Metacritic (6/10), Rotten Tomatoes (***)

What a shame it is when a film successfully manages to feature fine performances, deliver insightful conversations and evoke heartfelt emotions but still never quite reaches its potential. So it is in this Israeli comedy-drama about an aging gay travel writer from New York who sublets an apartment from a handsome young bisexual film student while on assignment to write a piece aimed at taking the pulse of life in Tel Aviv. Director Eytan Fox’s intergenerational story of friendship, romance, reflecting on the past and the search for the next step in life frequently captivates but primarily as a collection of “moments” that don’t tie together particularly well. In an attempt to pack too much material and too many themes into the film’s scant 89-minute runtime, “Sublet” frequently feels seriously underdeveloped and often rushed to get everything in under the wire.

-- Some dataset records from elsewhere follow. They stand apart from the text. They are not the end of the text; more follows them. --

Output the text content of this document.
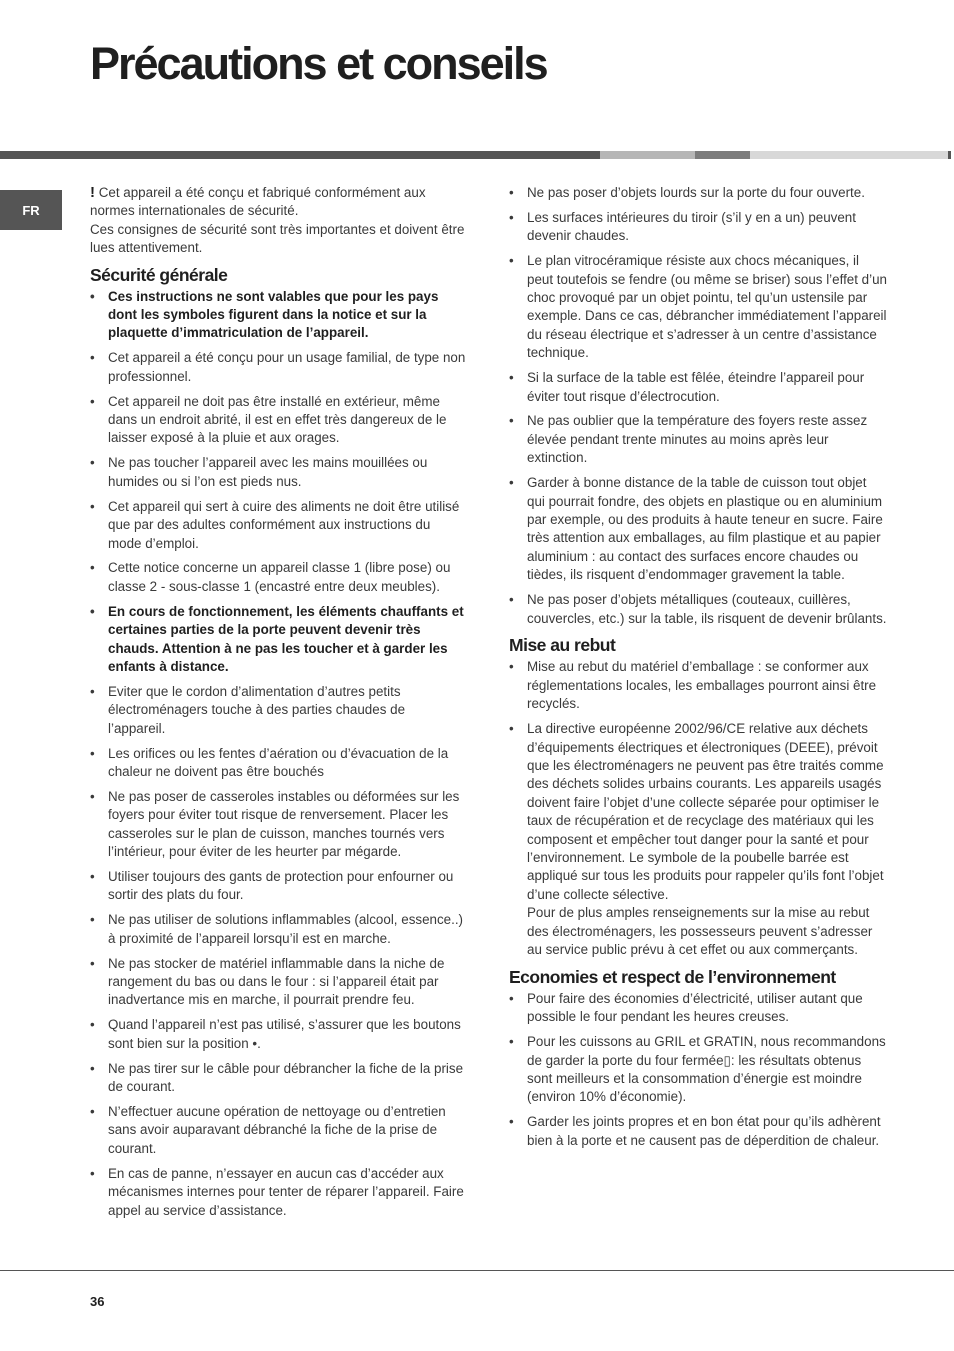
Précautions et conseils
FR

! Cet appareil a été conçu et fabriqué conformément aux normes internationales de sécurité.
Ces consignes de sécurité sont très importantes et doivent être lues attentivement.

Sécurité générale
• Ces instructions ne sont valables que pour les pays dont les symboles figurent dans la notice et sur la plaquette d’immatriculation de l’appareil.
• Cet appareil a été conçu pour un usage familial, de type non professionnel.
• Cet appareil ne doit pas être installé en extérieur, même dans un endroit abrité, il est en effet très dangereux de le laisser exposé à la pluie et aux orages.
• Ne pas toucher l’appareil avec les mains mouillées ou humides ou si l’on est pieds nus.
• Cet appareil qui sert à cuire des aliments ne doit être utilisé que par des adultes conformément aux instructions du mode d’emploi.
• Cette notice concerne un appareil classe 1 (libre pose) ou classe 2 - sous-classe 1 (encastré entre deux meubles).
• En cours de fonctionnement, les éléments chauffants et certaines parties de la porte peuvent devenir très chauds. Attention à ne pas les toucher et à garder les enfants à distance.
• Eviter que le cordon d’alimentation d’autres petits électroménagers touche à des parties chaudes de l’appareil.
• Les orifices ou les fentes d’aération ou d’évacuation de la chaleur ne doivent pas être bouchés
• Ne pas poser de casseroles instables ou déformées sur les foyers pour éviter tout risque de renversement. Placer les casseroles sur le plan de cuisson, manches tournés vers l’intérieur, pour éviter de les heurter par mégarde.
• Utiliser toujours des gants de protection pour enfourner ou sortir des plats du four.
• Ne pas utiliser de solutions inflammables (alcool, essence..) à proximité de l’appareil lorsqu’il est en marche.
• Ne pas stocker de matériel inflammable dans la niche de rangement du bas ou dans le four : si l’appareil était par inadvertance mis en marche, il pourrait prendre feu.
• Quand l’appareil n’est pas utilisé, s’assurer que les boutons sont bien sur la position •.
• Ne pas tirer sur le câble pour débrancher la fiche de la prise de courant.
• N’effectuer aucune opération de nettoyage ou d’entretien sans avoir auparavant débranché la fiche de la prise de courant.
• En cas de panne, n’essayer en aucun cas d’accéder aux mécanismes internes pour tenter de réparer l’appareil. Faire appel au service d’assistance.
• Ne pas poser d’objets lourds sur la porte du four ouverte.
• Les surfaces intérieures du tiroir (s’il y en a un) peuvent devenir chaudes.
• Le plan vitrocéramique résiste aux chocs mécaniques, il peut toutefois se fendre (ou même se briser) sous l’effet d’un choc provoqué par un objet pointu, tel qu’un ustensile par exemple. Dans ce cas, débrancher immédiatement l’appareil du réseau électrique et s’adresser à un centre d’assistance technique.
• Si la surface de la table est fêlée, éteindre l’appareil pour éviter tout risque d’électrocution.
• Ne pas oublier que la température des foyers reste assez élevée pendant trente minutes au moins après leur extinction.
• Garder à bonne distance de la table de cuisson tout objet qui pourrait fondre, des objets en plastique ou en aluminium par exemple, ou des produits à haute teneur en sucre. Faire très attention aux emballages, au film plastique et au papier aluminium : au contact des surfaces encore chaudes ou tièdes, ils risquent d’endommager gravement la table.
• Ne pas poser d’objets métalliques (couteaux, cuillères, couvercles, etc.) sur la table, ils risquent de devenir brûlants.
Mise au rebut
• Mise au rebut du matériel d’emballage : se conformer aux réglementations locales, les emballages pourront ainsi être recyclés.
• La directive européenne 2002/96/CE relative aux déchets d’équipements électriques et électroniques (DEEE), prévoit que les électroménagers ne peuvent pas être traités comme des déchets solides urbains courants. Les appareils usagés doivent faire l’objet d’une collecte séparée pour optimiser le taux de récupération et de recyclage des matériaux qui les composent et empêcher tout danger pour la santé et pour l’environnement. Le symbole de la poubelle barrée est appliqué sur tous les produits pour rappeler qu’ils font l’objet d’une collecte sélective.
Pour de plus amples renseignements sur la mise au rebut des électroménagers, les possesseurs peuvent s’adresser au service public prévu à cet effet ou aux commerçants.
Economies et respect de l’environnement
• Pour faire des économies d’électricité, utiliser autant que possible le four pendant les heures creuses.
• Pour les cuissons au GRIL et GRATIN, nous recommandons de garder la porte du four fermée▯: les résultats obtenus sont meilleurs et la consommation d’énergie est moindre (environ 10% d’économie).
• Garder les joints propres et en bon état pour qu’ils adhèrent bien à la porte et ne causent pas de déperdition de chaleur.
36
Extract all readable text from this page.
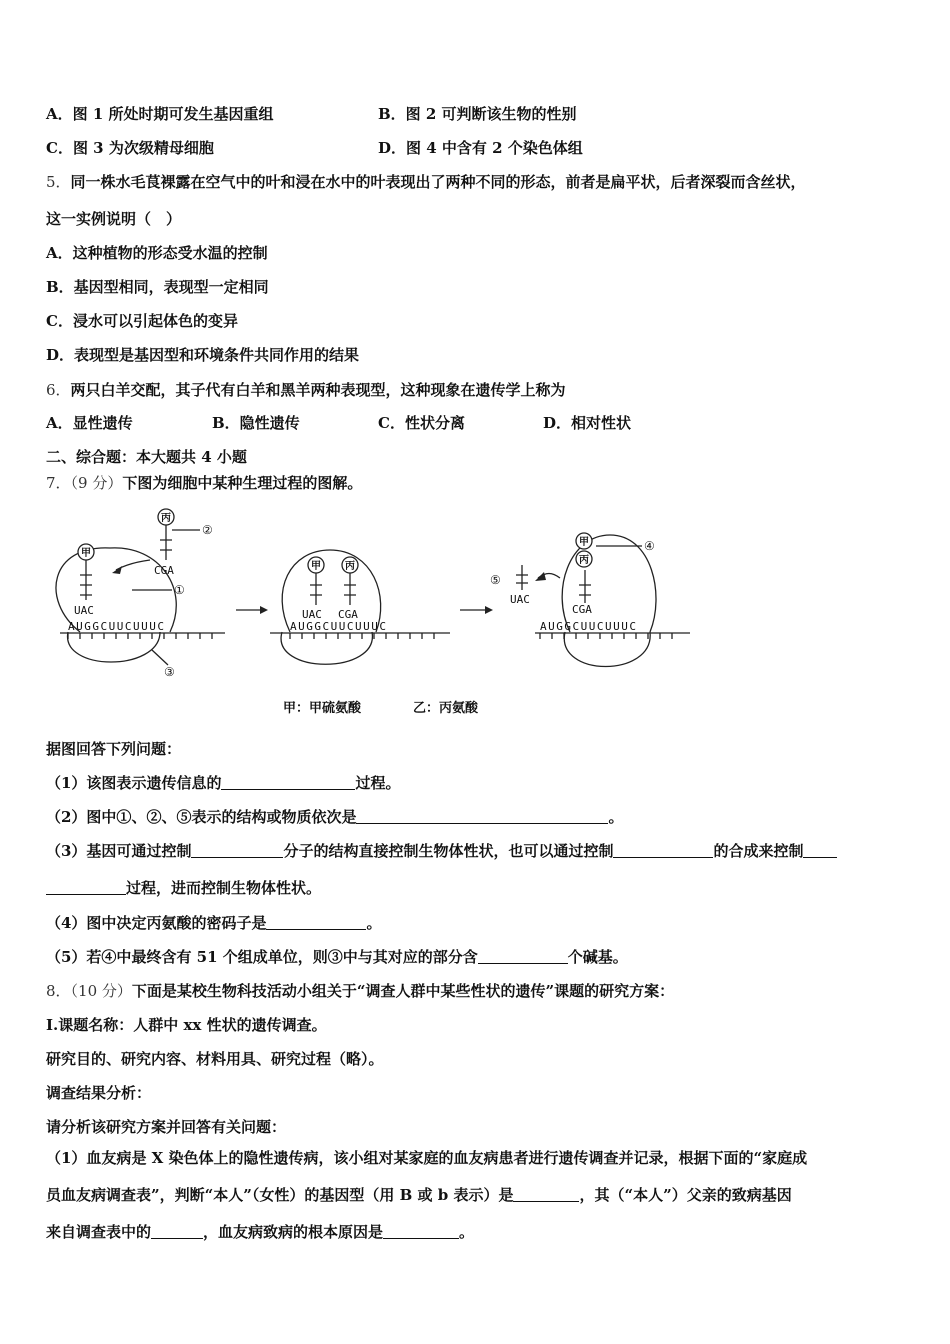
A．图 1 所处时期可发生基因重组	B．图 2 可判断该生物的性别
C．图 3 为次级精母细胞	D．图 4 中含有 2 个染色体组
5．同一株水毛茛裸露在空气中的叶和浸在水中的叶表现出了两种不同的形态，前者是扁平状，后者深裂而含丝状，
这一实例说明（　）
A．这种植物的形态受水温的控制
B．基因型相同，表现型一定相同
C．浸水可以引起体色的变异
D．表现型是基因型和环境条件共同作用的结果
6．两只白羊交配，其子代有白羊和黑羊两种表现型，这种现象在遗传学上称为
A．显性遗传	B．隐性遗传	C．性状分离	D．相对性状
二、综合题：本大题共 4 小题
7．（9 分）下图为细胞中某种生理过程的图解。
甲
丙
甲 丙
甲
丙
UAC
CGA
UAC CGA
UAC
CGA
AUGGCUUCUUUC	AUGGCUUCUUUC	AUGGCUUCUUUC
①
②
③
④
⑤
甲：甲硫氨酸	乙：丙氨酸
据图回答下列问题：
（1）该图表示遗传信息的	过程。
（2）图中①、②、⑤表示的结构或物质依次是	。
（3）基因可通过控制	分子的结构直接控制生物体性状，也可以通过控制	的合成来控制
过程，进而控制生物体性状。
（4）图中决定丙氨酸的密码子是	。
（5）若④中最终含有 51 个组成单位，则③中与其对应的部分含	个碱基。
8．（10 分）下面是某校生物科技活动小组关于“调查人群中某些性状的遗传”课题的研究方案：
I.课题名称：人群中 xx 性状的遗传调查。
研究目的、研究内容、材料用具、研究过程（略）。
调查结果分析：
请分析该研究方案并回答有关问题：
（1）血友病是 X 染色体上的隐性遗传病，该小组对某家庭的血友病患者进行遗传调查并记录，根据下面的“家庭成
员血友病调查表”，判断“本人”（女性）的基因型（用 B 或 b 表示）是	，其（“本人”）父亲的致病基因
来自调查表中的	，血友病致病的根本原因是	。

The writing is generally crisp (save for one woefully pathetic, insipidly precious scene in the closing sequence), and the lead performances by John Benjamin Hickey and Niv Nissim are heartfelt and lively, but these assets aren’t enough to elevate this offering to what it could have been. Instead of a full-fledged, well-crafted release we’re left with the travelogue version of the story, sadly shortchanging viewers on what might have been a much more engaging and engrossing tale.